Può persino dire, con gli amici: «Sembrava che dormisse (…) il sorriso / beato di chi alfine è giunto in porto, / a casa, tra i suoi cari» e: Se «è così, / aldo, come dev’essere gentile / la morte a chi non ebbe ultimo dono / da offrire, che, la propria vita, / e come / dev’essere abbagliato e senza limite / lume a chi a un tratto vi si desta attonito… » (CXXXVII) senza che in ciò sia perdono, né oblio, né vana consolazione. È piuttosto che il mondo in cui la poeta vive è, ormai, una dimensione meno reale dell’altra in cui il fratello è andato e che ne assorbe la realtà, rendendone labili le coordinate e confusi i contorni ed i piani. Perciò: tutto quel che è stato, di cui non restano che carte, sarà poi stato davvero? Ed esistiamo noi quando la nostra esistenza non importa a nessuno? E qual è la direzione vera del tempo, se l’istante non è misurabile né avvertibile? E qual è il senso di una vita: nel suo trascorrere o nelle tracce che lascia dietro di sé? Non è più la furia che sola resta (cfr XIV), ma l’amore: il significato ultimo della vita il cui scopo è, dunque, imparare ad amare. Ecco cosa trova la poeta alla fine, ecco di cosa si scopre capace: ella ama, d’amore: Aldo e in Aldo l’uomo «(…) che vive e non muore, / mai, che è prima e che è dopo, che è luce, che è alito / che è fame che è sete che è morte che è Dio; (…)» (CXXXVIII), l’Assoluto che esiste nelle parole di Aldo, che Aldo crea col nominarlo, che Aldo è essendo l’uomo – e anche il mondo, la terra riscattata dal suo esservi nato e morto, dal suo esserci stato (cfr CXXXIX). Trova il principio riarmonizzante delle dicotomie che riproducevano la sua scissione interiore e trova, con esso, una speranza: quella di poter attraversare i secoli per giungere alle generazioni future, da secoli in attesa di raccogliere il messaggio.

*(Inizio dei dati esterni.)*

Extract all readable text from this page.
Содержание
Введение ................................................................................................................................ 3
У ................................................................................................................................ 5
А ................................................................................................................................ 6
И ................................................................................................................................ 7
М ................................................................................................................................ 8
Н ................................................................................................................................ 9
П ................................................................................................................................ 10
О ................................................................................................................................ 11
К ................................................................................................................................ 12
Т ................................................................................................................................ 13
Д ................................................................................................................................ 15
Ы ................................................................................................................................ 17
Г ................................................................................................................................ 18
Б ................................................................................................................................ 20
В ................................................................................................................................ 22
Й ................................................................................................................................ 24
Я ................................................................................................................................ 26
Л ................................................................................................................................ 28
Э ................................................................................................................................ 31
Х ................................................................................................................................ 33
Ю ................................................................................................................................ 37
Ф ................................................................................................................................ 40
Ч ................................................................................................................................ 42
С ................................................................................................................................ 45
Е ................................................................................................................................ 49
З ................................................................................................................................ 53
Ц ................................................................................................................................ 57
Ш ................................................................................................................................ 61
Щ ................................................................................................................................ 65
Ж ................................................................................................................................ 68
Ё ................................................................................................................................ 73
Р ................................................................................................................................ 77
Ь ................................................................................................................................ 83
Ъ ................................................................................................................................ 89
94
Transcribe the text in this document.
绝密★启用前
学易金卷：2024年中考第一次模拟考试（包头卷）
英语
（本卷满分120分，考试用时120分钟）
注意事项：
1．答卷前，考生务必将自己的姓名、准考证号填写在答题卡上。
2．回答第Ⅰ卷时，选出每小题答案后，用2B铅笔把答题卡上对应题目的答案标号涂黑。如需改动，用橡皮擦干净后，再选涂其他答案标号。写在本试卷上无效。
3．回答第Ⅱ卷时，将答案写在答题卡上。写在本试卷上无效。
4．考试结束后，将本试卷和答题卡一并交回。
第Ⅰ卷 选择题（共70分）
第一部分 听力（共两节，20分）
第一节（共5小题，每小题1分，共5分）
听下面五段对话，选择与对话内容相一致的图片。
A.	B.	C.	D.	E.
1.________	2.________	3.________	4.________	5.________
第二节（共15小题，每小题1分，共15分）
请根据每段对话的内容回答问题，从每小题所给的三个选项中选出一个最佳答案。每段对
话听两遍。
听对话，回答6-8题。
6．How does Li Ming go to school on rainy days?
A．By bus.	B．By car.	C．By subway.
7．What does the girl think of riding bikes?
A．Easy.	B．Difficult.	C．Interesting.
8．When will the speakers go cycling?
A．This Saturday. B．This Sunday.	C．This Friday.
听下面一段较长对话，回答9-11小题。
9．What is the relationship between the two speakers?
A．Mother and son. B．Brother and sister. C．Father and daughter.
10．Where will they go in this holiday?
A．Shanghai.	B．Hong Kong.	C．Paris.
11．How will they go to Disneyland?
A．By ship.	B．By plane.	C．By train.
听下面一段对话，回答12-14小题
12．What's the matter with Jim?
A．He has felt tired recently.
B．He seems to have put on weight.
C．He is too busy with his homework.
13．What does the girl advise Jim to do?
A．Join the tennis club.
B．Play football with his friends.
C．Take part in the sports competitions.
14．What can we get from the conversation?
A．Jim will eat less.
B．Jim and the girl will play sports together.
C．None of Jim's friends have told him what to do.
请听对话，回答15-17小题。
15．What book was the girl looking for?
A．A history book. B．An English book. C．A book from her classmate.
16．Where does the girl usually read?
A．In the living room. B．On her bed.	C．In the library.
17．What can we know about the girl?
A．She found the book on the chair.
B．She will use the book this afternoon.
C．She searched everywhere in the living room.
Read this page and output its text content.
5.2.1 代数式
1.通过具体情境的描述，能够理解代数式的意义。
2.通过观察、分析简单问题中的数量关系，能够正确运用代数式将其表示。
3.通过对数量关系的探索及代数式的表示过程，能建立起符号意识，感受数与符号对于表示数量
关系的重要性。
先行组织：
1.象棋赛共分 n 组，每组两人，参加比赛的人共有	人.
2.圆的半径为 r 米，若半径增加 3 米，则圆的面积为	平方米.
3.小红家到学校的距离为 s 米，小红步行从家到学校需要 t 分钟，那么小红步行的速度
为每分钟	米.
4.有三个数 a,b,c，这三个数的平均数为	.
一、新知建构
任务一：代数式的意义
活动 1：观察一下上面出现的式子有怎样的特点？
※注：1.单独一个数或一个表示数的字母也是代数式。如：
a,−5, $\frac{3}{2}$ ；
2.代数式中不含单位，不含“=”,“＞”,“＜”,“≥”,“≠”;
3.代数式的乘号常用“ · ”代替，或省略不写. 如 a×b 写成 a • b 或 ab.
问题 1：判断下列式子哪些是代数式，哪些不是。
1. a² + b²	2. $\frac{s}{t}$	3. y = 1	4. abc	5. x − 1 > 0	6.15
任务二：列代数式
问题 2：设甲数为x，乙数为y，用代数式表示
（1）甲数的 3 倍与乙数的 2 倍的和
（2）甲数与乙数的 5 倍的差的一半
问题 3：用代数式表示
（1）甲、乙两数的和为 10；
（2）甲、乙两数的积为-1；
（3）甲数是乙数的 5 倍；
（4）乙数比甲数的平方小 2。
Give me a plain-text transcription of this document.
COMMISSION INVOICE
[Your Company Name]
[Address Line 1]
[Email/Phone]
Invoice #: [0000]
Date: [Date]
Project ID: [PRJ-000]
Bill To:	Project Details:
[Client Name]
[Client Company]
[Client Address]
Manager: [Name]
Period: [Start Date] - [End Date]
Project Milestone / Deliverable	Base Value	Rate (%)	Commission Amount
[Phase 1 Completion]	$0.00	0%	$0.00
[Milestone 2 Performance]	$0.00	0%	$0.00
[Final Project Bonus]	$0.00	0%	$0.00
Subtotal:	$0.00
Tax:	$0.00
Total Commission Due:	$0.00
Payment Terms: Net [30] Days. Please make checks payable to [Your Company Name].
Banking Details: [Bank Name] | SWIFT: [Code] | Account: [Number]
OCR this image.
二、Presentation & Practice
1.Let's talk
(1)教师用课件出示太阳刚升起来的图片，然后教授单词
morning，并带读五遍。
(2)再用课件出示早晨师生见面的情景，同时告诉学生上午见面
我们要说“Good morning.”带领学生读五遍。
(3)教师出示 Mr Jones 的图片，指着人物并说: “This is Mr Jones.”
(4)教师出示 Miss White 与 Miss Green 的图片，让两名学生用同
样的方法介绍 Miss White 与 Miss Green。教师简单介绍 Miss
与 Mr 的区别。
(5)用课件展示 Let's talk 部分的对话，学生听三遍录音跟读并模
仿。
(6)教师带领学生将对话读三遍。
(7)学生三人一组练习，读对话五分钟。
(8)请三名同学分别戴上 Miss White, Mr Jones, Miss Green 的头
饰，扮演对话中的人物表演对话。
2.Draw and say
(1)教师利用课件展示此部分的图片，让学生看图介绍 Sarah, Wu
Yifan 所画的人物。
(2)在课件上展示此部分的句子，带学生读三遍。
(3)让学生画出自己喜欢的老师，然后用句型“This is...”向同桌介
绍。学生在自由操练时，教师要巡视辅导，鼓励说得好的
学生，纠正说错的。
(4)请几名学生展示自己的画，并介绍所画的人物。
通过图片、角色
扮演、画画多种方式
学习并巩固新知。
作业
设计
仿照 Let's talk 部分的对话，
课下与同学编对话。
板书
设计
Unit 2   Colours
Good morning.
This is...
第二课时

Più che di speranza, si tratta di certezza e la profezia è già confermata mentre scrive, mentre lei stessa, ed altri come lei, sollevano il capo e si scorgono l’un l’altro, intenti ai messaggi provenienti da tempi remoti: tutti archeologi, tutti astronomi e tutti poeti, le cui mani si sfiorano attraverso i millenni, le cui voci si ricongiungono nel silenzio, nel cercare, ancora e sempre, l’umano, il senso della vita, la via del risveglio, l’armonia col tutto. Quando il mondo sarà stato devastato dagli uomini e nulla sarà sopravvissuto e non l’Uomo e non Dio (cioè l’essenza delle cose, la meraviglia che nell’uomo ha sede), allora i giovani si rivolgeranno ad Helle, che sarà lì con loro, invisibile, per immaginare – e forse, con ciò, cominciare a ricreare – ciò di cui saranno stati privati (cfr CXLIX). Proprio nello stesso modo in cui la luce ci giunge di stelle morte, così squarcia il tempo la voce di Helle Busacca. E questo non sarà meno vero un giorno di quanto lo sia oggi, adesso: mentre leggo le sue parole – e forse non sono sola.